In het onderzoek heeft het SCP de volgende definitie van armoede gehanteerd: ‘Er is sprake van armoede wanneer iemand gedurende een langere tijd niet de middelen heeft om te kunnen beschikken over de goederen en voorzieningen die in zijn samenleving als minimaal noodzakelijk gelden.’
Recessie
In 2008 startte de economische crisis en sinds die tijd is het aantal armen in Nederland flink gestegen. In 2008 leefden ongeveer 870.000 mensen met een huishoudensinkomen onder het “niet-veel-maar-toereikendcriterium”. Dit was 5,6 procent van de Nederlandse bevolking. Het aantal mensen met een inkomen onder de striktere basisbehoeftengrens bedroeg toen 600.000, bijna 4 procent van de bevolking. In 2013 waren deze aantallen veel hoger: ruim 1,25 miljoen mensen waren arm volgens het niet-veel-maar-toereikendcriterium en bijna 850.000 mensen hadden minder budget dan nodig is voor de basisbehoeften. Het ging dan om bijna 8 procent en ruim 5 procent van de totale bevolking.
Daling van armoede
De laatste cijfers die beschikbaar zijn, betreffen 2014. Deze laten zien dat er een licht daling is in het aantal Nederlanders dat leeft in armoede. Het aantal armen volgens de ruimere niet-veel-maar-toereikendgrens bedroeg in dat jaar ets meer dan 1,2 miljoen (7,6 procent) en volgens de basisbehoeftengrens ruim 810.000 (5,1 procent). De verwachting is dat het armoedepercentage, deels dankzij de aantrekkende economie en deels door fiscale maatregelen, tussen 2014 en 2016 naar verwachting van 7,6 procent naar 7,0 procent.

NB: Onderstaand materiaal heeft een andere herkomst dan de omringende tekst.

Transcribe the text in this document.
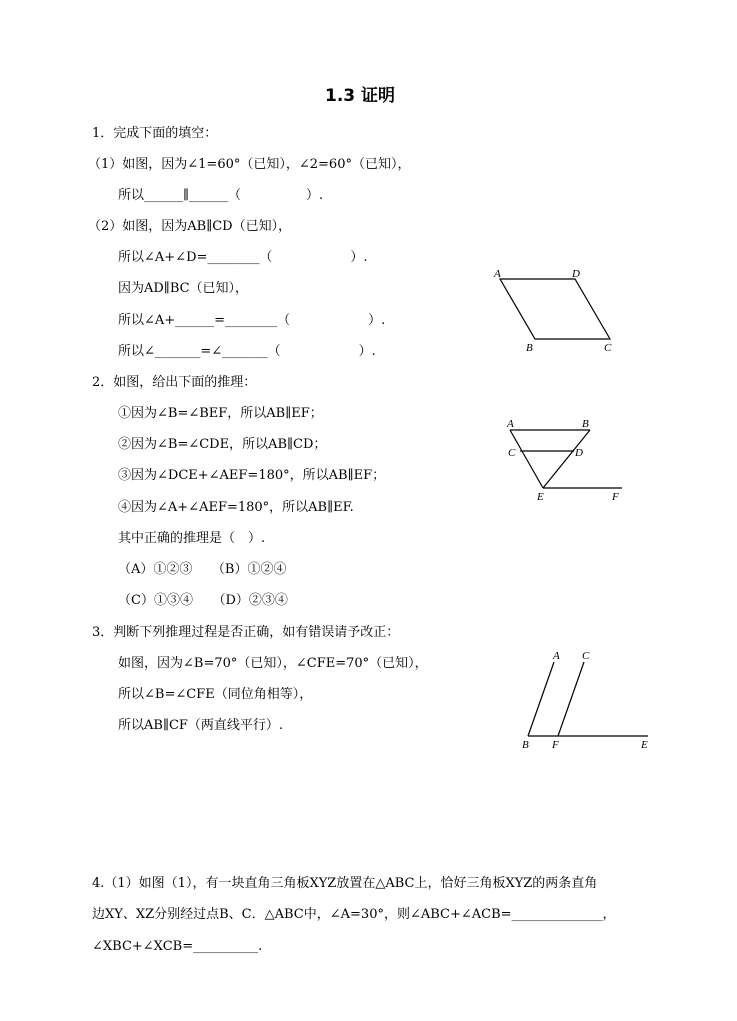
1.3 证明
1．完成下面的填空：
（1）如图，因为∠1=60°（已知），∠2=60°（已知），
所以______∥______（　　　　　）.
（2）如图，因为AB∥CD（已知），
所以∠A+∠D=________（　　　　　　）.
因为AD∥BC（已知），
所以∠A+______=________（　　　　　　）.
所以∠_______=∠_______（　　　　　　）.
A	D
B	C
2．如图，给出下面的推理：
①因为∠B=∠BEF，所以AB∥EF；
②因为∠B=∠CDE，所以AB∥CD；
③因为∠DCE+∠AEF=180°，所以AB∥EF；
④因为∠A+∠AEF=180°，所以AB∥EF.
其中正确的推理是（　）.
（A）①②③　　（B）①②④
（C）①③④　　（D）②③④
A	B
C	D
E	F
3．判断下列推理过程是否正确，如有错误请予改正：
如图，因为∠B=70°（已知），∠CFE=70°（已知），
所以∠B=∠CFE（同位角相等），
所以AB∥CF（两直线平行）.
A C
B F	E
4.（1）如图（1），有一块直角三角板XYZ放置在△ABC上，恰好三角板XYZ的两条直角
边XY、XZ分别经过点B、C．△ABC中，∠A=30°，则∠ABC+∠ACB=______________，
∠XBC+∠XCB=__________.
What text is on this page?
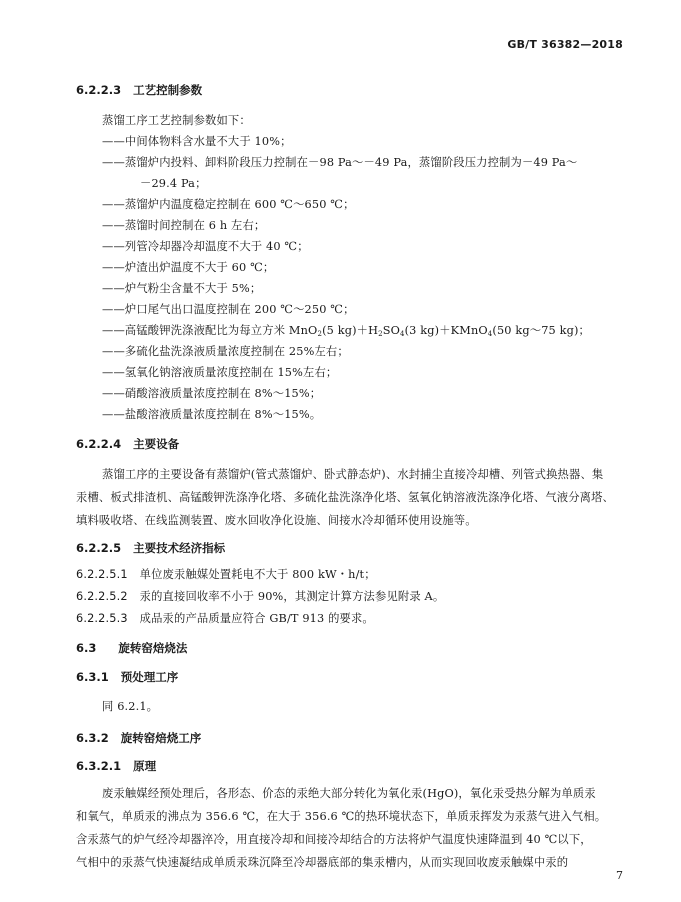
GB/T 36382—2018
6.2.2.3 工艺控制参数
蒸馏工序工艺控制参数如下：
——中间体物料含水量不大于 10%；
——蒸馏炉内投料、卸料阶段压力控制在－98 Pa～－49 Pa，蒸馏阶段压力控制为－49 Pa～
－29.4 Pa；
——蒸馏炉内温度稳定控制在 600 ℃～650 ℃；
——蒸馏时间控制在 6 h 左右；
——列管冷却器冷却温度不大于 40 ℃；
——炉渣出炉温度不大于 60 ℃；
——炉气粉尘含量不大于 5%；
——炉口尾气出口温度控制在 200 ℃～250 ℃；
——高锰酸钾洗涤液配比为每立方米 MnO2(5 kg)＋H2SO4(3 kg)＋KMnO4(50 kg～75 kg)；
——多硫化盐洗涤液质量浓度控制在 25%左右；
——氢氧化钠溶液质量浓度控制在 15%左右；
——硝酸溶液质量浓度控制在 8%～15%；
——盐酸溶液质量浓度控制在 8%～15%。
6.2.2.4 主要设备
蒸馏工序的主要设备有蒸馏炉(管式蒸馏炉、卧式静态炉)、水封捕尘直接冷却槽、列管式换热器、集
汞槽、板式排渣机、高锰酸钾洗涤净化塔、多硫化盐洗涤净化塔、氢氧化钠溶液洗涤净化塔、气液分离塔、
填料吸收塔、在线监测装置、废水回收净化设施、间接水冷却循环使用设施等。
6.2.2.5 主要技术经济指标
6.2.2.5.1 单位废汞触媒处置耗电不大于 800 kW・h/t；
6.2.2.5.2 汞的直接回收率不小于 90%，其测定计算方法参见附录 A。
6.2.2.5.3 成品汞的产品质量应符合 GB/T 913 的要求。
6.3 旋转窑焙烧法
6.3.1 预处理工序
同 6.2.1。
6.3.2 旋转窑焙烧工序
6.3.2.1 原理
废汞触媒经预处理后，各形态、价态的汞绝大部分转化为氧化汞(HgO)，氧化汞受热分解为单质汞
和氧气，单质汞的沸点为 356.6 ℃，在大于 356.6 ℃的热环境状态下，单质汞挥发为汞蒸气进入气相。
含汞蒸气的炉气经冷却器淬冷，用直接冷却和间接冷却结合的方法将炉气温度快速降温到 40 ℃以下，
气相中的汞蒸气快速凝结成单质汞珠沉降至冷却器底部的集汞槽内，从而实现回收废汞触媒中汞的
7
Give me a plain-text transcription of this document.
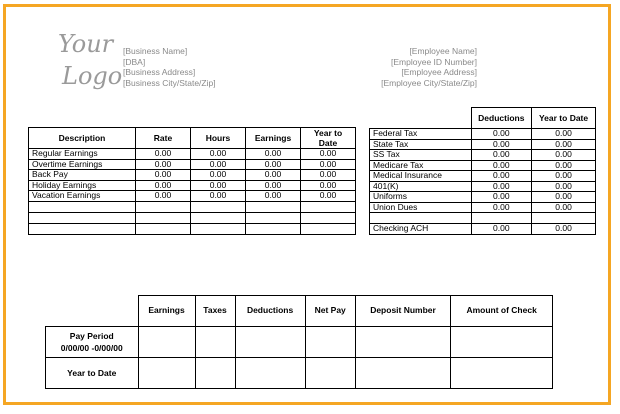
Your

Logo
[Business Name]
[DBA]
[Business Address]
[Business City/State/Zip]
[Employee Name]
[Employee ID Number]
[Employee Address]
[Employee City/State/Zip]
Description	Rate	Hours	Earnings	Year to Date
Regular Earnings	0.00	0.00	0.00	0.00
Overtime Earnings	0.00	0.00	0.00	0.00
Back Pay	0.00	0.00	0.00	0.00
Holiday Earnings	0.00	0.00	0.00	0.00
Vacation Earnings	0.00	0.00	0.00	0.00

	Deductions	Year to Date
Federal Tax	0.00	0.00
State Tax	0.00	0.00
SS Tax	0.00	0.00
Medicare Tax	0.00	0.00
Medical Insurance	0.00	0.00
401(K)	0.00	0.00
Uniforms	0.00	0.00
Union Dues	0.00	0.00

Checking ACH	0.00	0.00
	Earnings	Taxes	Deductions	Net Pay	Deposit Number	Amount of Check
Pay Period
0/00/00 -0/00/00						
Year to Date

In 2017 trekt het kabinet € 100 miljoen extra uit voor maatregelen tegen armoede, zoals kleding en zwemles voor arme kinderen. Ook is er meer geld voor gemeenten voor schuldhulp en financiële steun bij armoede. Lees meer>>
Langdurig arm
Ondanks dat het totale aantal Nederlanders in armoede afneemt, stijgt het aandeel langdurig armen. In veel gevallen is armoede langdurig. Ook als het economisch goed gaat. De helft van de armen bevindt zich minstens drie jaar onder het niet-veel-maar-toereikendcriterium. Tijdens en na een recessie loopt dit op. Zo steeg het aandeel langdurig armen tussen 2005 en 2007 van 50 procent naar 57 procent. Dat was een vertraagd effect van de recessie van 2003. In de periode 2003 tot 2005 werden meer mensen arm, een aantal bleef dat langdurig. Ook vanaf 2009 nam de langdurige armoede toe. De piek werd in 2011 bereikt. Toen was 58 procent van de armen drie jaar of langer arm. Een jaar later was dit percentage weer iets gedaald, naar 57 procent. Toch nam het aantal langdurig armen nog wel toe: in 2011 waren er bijna 600.000 langdurig armen, in 2012 (het laatste peiljaar) ging het om 666.000 mensen.